- Filename extension: .mng
- Internet media type: video/x-mng (unofficial)
- Developed by: PNG Development Group (donated to W3C)
- Type of format: computer animation
- Container for: PNG, JNG
- Extended from: PNG

= Multiple-image Network Graphics =

File format

Multiple-image Network Graphics (MNG) is a graphics file format published in 2001 for animated images. Its specification is publicly documented and there are free software reference implementations available.

MNG is closely related to the PNG image format. When PNG development started in early 1995, developers decided not to incorporate support for animation, because the majority of the PNG developers felt that overloading a single file type with both still and animation features is a bad design, both for users (who have no simple way of determining to which class a given image file belongs) and for web servers (which should use a MIME type starting with image/ for stills and video/ for animations—GIF notwithstanding), but work soon started on MNG as an animation-supporting version of PNG. Version 1.0 of the MNG specification was released on 31 January 2001.

==File support==

===Support===
Gwenview has native MNG support. GIMP can export images as MNG files. Imagemagick can create a MNG file from a series of PNG files. With the MNG plugin, Irfanview can read a MNG file. If MPlayer is linked against libmng, it and all its graphical front-ends like Gnome MPlayer can display MNG files.

Mozilla browsers and Netscape 6.0, 6.01 and 7.0 included native support for MNG until the code was removed in 2003 due to code size and little actual usage, causing complaints on the Mozilla development site. Mozilla later added support for APNG as a simpler alternative. Similarly, early versions of the Konqueror browser included MNG support but it was later dropped. MNG support was never included in Google Chrome, Internet Explorer, Opera, or Safari.

| Product |  | Support status |
Image processing
| Chasys Draw IES | Yes |
| GIMP | Partial |
| Gwenview | Yes |
| ImageMagick | Yes |
| Irfanview | Partial, via plugin |
| KMPlayer | Yes |
| Konvertor | Yes |
| MPlayer | Yes |
| XnView | Yes |

===Server support===
Web servers are generally not pre-configured to support MNG files.

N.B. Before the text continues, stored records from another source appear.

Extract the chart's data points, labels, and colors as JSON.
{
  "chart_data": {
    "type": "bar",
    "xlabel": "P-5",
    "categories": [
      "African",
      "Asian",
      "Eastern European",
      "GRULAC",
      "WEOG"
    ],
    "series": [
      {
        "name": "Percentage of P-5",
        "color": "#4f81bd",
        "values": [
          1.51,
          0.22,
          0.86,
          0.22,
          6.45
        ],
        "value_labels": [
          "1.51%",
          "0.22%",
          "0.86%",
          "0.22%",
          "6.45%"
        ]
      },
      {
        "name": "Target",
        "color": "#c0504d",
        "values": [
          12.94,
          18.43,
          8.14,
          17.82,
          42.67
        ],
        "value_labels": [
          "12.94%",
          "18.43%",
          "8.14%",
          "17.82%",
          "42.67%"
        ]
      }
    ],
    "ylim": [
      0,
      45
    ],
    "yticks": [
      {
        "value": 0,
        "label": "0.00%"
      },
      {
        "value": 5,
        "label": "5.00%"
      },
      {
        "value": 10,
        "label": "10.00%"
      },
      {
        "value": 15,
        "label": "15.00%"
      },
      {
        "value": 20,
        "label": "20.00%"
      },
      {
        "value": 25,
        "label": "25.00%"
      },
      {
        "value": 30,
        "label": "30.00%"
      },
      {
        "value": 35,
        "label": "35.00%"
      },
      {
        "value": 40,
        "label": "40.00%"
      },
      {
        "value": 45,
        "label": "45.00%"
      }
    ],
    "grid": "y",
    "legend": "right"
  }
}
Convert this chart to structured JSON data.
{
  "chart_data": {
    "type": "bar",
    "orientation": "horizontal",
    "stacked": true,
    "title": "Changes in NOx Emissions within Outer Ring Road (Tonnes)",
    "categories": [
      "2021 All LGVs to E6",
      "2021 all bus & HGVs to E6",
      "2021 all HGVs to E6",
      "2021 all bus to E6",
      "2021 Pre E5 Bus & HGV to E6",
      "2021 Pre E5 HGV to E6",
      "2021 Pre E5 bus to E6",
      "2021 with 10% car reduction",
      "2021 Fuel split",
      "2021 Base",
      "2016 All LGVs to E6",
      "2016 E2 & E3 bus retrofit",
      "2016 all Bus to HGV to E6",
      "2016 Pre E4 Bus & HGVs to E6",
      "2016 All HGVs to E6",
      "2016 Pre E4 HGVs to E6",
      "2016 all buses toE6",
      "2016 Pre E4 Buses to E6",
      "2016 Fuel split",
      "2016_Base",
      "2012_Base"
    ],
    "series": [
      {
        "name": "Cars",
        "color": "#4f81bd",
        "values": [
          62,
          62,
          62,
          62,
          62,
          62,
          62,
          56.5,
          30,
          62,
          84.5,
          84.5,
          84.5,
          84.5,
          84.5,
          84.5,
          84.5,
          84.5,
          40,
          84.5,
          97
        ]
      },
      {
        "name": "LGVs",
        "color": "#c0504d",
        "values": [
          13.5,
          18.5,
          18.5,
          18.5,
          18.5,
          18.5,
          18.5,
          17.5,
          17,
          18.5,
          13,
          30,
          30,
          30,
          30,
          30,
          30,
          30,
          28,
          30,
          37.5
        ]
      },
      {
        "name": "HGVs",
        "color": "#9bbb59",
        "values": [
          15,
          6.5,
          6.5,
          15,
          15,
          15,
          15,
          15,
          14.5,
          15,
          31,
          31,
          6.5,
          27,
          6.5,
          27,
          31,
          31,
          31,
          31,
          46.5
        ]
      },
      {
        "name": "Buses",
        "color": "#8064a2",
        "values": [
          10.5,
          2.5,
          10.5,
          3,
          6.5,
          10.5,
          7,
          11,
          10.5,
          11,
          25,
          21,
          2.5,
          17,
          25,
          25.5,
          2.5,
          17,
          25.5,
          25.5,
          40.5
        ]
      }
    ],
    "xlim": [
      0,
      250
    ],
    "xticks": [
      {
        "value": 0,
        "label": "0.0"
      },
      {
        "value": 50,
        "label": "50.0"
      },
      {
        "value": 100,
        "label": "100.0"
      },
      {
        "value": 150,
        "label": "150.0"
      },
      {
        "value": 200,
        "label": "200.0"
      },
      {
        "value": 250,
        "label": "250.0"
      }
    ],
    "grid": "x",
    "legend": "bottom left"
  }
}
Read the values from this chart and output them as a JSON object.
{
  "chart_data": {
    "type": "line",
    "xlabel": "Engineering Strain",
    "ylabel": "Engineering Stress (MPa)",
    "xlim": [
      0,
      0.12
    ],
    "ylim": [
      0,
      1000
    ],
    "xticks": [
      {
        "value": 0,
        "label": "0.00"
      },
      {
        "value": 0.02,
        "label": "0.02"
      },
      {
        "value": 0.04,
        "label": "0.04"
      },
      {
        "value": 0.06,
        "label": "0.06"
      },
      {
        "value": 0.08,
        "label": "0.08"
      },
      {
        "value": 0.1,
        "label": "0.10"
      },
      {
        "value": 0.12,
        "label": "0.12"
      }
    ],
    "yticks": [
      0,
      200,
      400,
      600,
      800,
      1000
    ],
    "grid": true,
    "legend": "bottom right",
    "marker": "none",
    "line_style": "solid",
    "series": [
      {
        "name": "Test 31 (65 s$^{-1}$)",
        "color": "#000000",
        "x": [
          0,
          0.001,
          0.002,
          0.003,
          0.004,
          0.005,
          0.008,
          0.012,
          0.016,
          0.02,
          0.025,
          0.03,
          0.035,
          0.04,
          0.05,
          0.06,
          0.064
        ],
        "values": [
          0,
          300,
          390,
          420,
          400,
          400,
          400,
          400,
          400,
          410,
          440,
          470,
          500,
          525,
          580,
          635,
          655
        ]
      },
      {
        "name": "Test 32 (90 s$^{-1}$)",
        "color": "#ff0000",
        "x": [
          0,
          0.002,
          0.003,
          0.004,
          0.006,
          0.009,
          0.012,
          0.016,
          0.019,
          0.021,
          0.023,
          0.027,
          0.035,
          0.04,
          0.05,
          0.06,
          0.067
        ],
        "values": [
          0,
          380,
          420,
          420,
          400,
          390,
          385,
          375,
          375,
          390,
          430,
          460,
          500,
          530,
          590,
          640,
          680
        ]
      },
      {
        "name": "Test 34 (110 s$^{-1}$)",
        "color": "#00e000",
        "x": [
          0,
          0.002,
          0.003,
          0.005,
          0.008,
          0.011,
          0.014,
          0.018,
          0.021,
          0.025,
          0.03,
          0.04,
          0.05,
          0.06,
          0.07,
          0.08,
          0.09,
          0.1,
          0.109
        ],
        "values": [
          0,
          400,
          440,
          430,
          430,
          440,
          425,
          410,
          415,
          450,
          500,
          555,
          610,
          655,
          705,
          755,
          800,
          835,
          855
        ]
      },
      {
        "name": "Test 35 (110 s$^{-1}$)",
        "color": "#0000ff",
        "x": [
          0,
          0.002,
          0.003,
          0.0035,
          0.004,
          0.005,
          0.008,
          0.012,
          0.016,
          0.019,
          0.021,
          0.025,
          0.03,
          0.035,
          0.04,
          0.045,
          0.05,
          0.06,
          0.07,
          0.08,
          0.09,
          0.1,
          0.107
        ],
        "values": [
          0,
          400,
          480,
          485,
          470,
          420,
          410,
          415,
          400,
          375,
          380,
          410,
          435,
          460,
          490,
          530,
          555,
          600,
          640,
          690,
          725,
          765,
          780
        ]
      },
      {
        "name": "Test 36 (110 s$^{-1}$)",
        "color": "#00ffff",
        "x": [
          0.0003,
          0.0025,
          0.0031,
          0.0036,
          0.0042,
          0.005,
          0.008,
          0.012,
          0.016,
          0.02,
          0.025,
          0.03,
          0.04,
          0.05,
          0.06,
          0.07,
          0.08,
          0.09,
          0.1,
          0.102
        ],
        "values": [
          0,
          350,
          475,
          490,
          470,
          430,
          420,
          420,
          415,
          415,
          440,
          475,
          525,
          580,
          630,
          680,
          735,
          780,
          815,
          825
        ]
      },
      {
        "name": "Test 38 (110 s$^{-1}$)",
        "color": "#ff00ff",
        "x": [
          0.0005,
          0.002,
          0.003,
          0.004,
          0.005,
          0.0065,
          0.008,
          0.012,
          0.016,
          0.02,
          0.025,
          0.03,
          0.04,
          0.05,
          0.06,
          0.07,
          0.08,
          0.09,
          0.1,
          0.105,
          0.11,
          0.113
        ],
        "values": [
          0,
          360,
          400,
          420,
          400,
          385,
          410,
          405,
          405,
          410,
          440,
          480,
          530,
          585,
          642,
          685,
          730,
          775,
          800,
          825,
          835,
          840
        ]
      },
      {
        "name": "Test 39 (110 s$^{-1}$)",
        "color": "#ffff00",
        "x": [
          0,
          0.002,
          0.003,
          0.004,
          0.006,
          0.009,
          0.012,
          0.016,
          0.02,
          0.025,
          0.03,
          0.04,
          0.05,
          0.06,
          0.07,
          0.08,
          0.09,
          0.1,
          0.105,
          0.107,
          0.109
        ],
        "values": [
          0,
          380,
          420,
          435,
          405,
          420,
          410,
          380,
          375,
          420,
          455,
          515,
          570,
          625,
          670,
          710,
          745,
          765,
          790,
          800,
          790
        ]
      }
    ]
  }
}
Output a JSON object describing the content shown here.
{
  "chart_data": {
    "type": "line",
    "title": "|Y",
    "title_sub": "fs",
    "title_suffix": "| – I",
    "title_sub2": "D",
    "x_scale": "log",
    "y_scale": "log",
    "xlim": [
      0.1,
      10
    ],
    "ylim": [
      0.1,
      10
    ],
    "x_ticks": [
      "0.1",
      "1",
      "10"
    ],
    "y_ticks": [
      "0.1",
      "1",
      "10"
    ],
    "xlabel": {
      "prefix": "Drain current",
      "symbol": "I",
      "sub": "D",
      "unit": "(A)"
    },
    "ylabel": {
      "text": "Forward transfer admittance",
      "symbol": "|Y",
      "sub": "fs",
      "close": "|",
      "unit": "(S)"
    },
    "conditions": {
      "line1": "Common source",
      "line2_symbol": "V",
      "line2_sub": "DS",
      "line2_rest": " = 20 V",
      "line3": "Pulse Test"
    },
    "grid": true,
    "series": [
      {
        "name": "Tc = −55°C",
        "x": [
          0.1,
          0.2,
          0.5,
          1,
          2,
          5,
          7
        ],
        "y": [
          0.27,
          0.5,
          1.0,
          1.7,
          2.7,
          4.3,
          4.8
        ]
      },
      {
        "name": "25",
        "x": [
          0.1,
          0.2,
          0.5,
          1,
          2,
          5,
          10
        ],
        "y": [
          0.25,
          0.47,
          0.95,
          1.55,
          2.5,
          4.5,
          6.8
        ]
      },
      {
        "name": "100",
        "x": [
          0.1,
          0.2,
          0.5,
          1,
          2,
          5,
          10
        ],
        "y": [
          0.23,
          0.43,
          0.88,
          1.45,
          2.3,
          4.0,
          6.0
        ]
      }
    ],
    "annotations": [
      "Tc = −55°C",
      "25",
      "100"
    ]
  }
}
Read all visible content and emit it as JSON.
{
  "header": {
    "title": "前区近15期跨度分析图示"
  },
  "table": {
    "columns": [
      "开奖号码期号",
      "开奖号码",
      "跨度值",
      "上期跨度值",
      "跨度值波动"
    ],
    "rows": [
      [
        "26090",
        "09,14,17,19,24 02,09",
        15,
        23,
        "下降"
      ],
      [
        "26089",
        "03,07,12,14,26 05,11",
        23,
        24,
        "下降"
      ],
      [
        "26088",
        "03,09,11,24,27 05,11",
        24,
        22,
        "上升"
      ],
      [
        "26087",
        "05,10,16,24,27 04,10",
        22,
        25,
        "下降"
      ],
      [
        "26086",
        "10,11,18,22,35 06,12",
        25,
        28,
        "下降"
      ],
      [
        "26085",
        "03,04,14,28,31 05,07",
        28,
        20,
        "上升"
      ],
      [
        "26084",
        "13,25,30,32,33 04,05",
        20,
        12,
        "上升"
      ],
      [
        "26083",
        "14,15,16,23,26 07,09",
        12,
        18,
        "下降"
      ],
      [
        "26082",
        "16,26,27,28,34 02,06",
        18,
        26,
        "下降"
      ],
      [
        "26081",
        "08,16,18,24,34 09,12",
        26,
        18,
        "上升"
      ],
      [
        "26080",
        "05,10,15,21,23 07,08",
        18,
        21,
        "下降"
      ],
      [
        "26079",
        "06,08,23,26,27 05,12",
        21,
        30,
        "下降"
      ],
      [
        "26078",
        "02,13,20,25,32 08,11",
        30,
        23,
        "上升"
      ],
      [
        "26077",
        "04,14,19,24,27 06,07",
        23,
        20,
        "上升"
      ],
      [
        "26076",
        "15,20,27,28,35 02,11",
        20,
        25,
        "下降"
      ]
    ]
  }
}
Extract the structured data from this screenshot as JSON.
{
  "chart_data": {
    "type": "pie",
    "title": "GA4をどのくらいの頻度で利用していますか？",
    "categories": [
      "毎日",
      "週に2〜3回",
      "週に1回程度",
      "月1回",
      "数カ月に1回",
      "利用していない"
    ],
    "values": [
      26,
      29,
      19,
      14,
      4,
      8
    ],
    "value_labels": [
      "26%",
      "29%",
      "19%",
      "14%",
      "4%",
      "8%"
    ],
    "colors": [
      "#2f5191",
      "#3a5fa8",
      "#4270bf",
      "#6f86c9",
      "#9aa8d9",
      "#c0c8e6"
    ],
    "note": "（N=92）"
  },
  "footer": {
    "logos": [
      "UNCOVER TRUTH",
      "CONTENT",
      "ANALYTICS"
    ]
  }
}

The MNG developers had hoped that MNG would replace GIF for animated images on the World Wide Web, just as PNG had done for still images. However, with the expiration of LZW patents and existence of other alternative file formats such as APNG, Flash, and SVG, web usage of MNG was far less than its developers had expected.

==Technical details==
The structure of MNG files is essentially the same as that of PNG files, differing only in the slightly different signature (8A 4D 4E 47 0D 0A 1A 0A in hexadecimal, where 4D 4E 47 is ASCII for "MNG" – see Portable Network Graphics: File header) and the use of a much greater variety of chunks to support all the animation features that it provides. Images to be used in the animation are stored in the MNG file as encapsulated PNG or JNG images.

To allow applications to include some level of MNG support without having to implement the entire MNG specification, two reduced-complexity versions of MNG are also defined: MNG-LC (low complexity) and MNG-VLC (very low complexity). These reduced specifications are conceptually similar to the "SVG Basic" and "SVG Tiny" subsets offered in the SVG standard.

MNG does not have a registered MIME media type, but video/x-mng or image/x-mng can be used.
MNG animations may be included in HTML pages using the <embed> or <object> tag.

Saving a file as MNG can be either lossy or lossless, depending on whether its frames are encoded in PNG (lossless) or JNG (lossy).

==Alternatives==
Most modern web browsers support animations in APNG, SVG, WebP, and WebM. As of February 2024 only Apple Safari supports HEIF and JPEG XL. Internet Explorer only supported GIF, CSS, and Flash animations.

The most common alternatives to MNG have been Animated GIF and – until it was deprecated in 2017 – Adobe Flash. GIF images are restricted to 256 colors with limited compression, but the format is supported in all graphical web browsers and is still widely used.

Animations can also be generated ad hoc in a browser with the CSS 3 features animations, transitions, and sprites, or with the web animations API of JavaScript, by specifying frames or motions of still images or rendered shapes. Ad-hoc animations can be resource-intensive, and they generally cannot be saved in a portable file or posted on imageboards.